Regional pronunciations can be interesting.
Bodock wood = Bois D’arc = Osage Orange.
 
Cool story about the mules, Stacy. My father was raised a dirt-poor Depression farm boy. He told stories of plowing behind two mules as a boy. He always insisted they were the two best, most loyal friends he ever had. They are pretty cool animals.
 
Good old mule story/joke from the 30's:

A city feller was driving his car down a muddy country road and slid off into the ditch. He was haplessly stuck, but saw a farmer plowing his field with a mule. He called out the window to the farmer, and asked if his mule could pull him out. The farmer just nodded and unhitched the mule. He hooked the plow chains to the car bumper and told the mule to pull. The mule just stood there. He told her again, "PULL", and the mule just stood there. The city feller leaned out the window and said, "I thought you said your mule could pull this car?" Th farmer just nodded and walker to the woods and brought back a big stick. He whacked the mule over the head and the mule immediately pulled the car out of the ditch.
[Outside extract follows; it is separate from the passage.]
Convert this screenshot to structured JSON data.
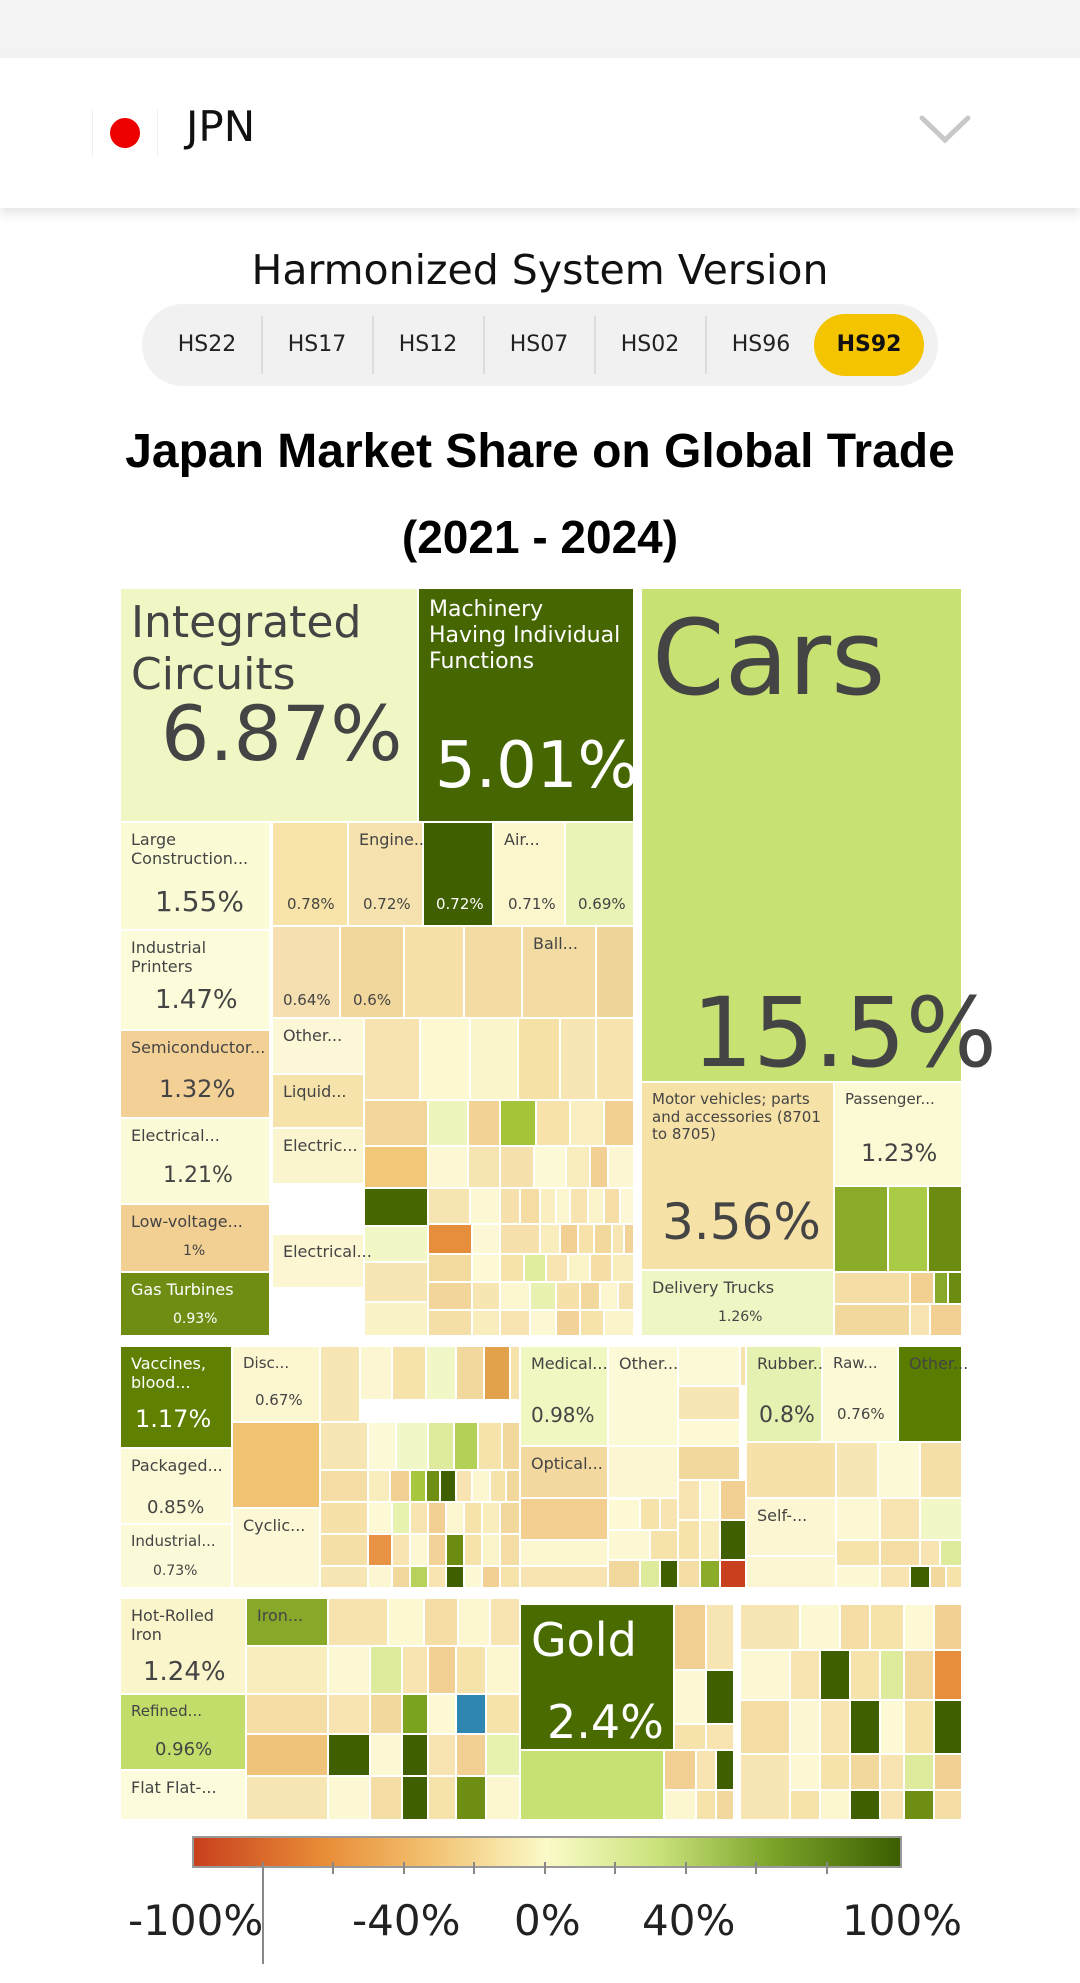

The city feller said, "Thanks for gettin' me out, but I don't approve of you abuse your mule?" The farmer said, "I didn't abuse Molly, I just was getting her attention."

Another farm joke that most city folks don't get:
Clem didn't know what he would do for a living once he was 16, so he asked his Pa, "What should I do to make money?" Pa, told him that raisin' mules was good money ... So Clem went out and bought two mules to start his mule farm.
 
Not to be confused with roadapples ... which are a very different thing.

Anyone play road apples when they were a lad?
 
Osage orange:
  • Hedge
  • Hedge-apple
  • Yellow-wood
  • Bowwood
  • Osage apple
  • Bodark
  • Bois d’arc
  • Mock-orange
  • Horse apple
  • Prairie hedge
  • Naranjo chino
 
Yup, probably go right over the heads of many folks. It seems simple enough to breed a John and a Molly.

My Scottish ancestry grandmother was born and raised at Buttler Hollow Farm in the Ozarks in Seligman Missouri. Her father (Robert Burns Elliott) and grandfather (James Robert Elliott) were mule breeders. She worked the mules from around age 6 until she went to nursing school at age 17 in 1910.
All my farm stuff isn't from that farm, though. It is from Idlewild Farm in Spring Grove, VA. MY elderly friends Claude and Miss Agnes Menzel were childless, and I started going up to help run the farm as a teenager in the 1960's. Handling the cows, horses, plowing (with a tractor), and other heavy tasks that were difficult for the old couple. When I got married, I still went up often. As I had children, one of the first trips out of the house was to the farm to show off the new babies. After they passed. I brought home some stuff from the barns and sheds. I wish I could have taken more.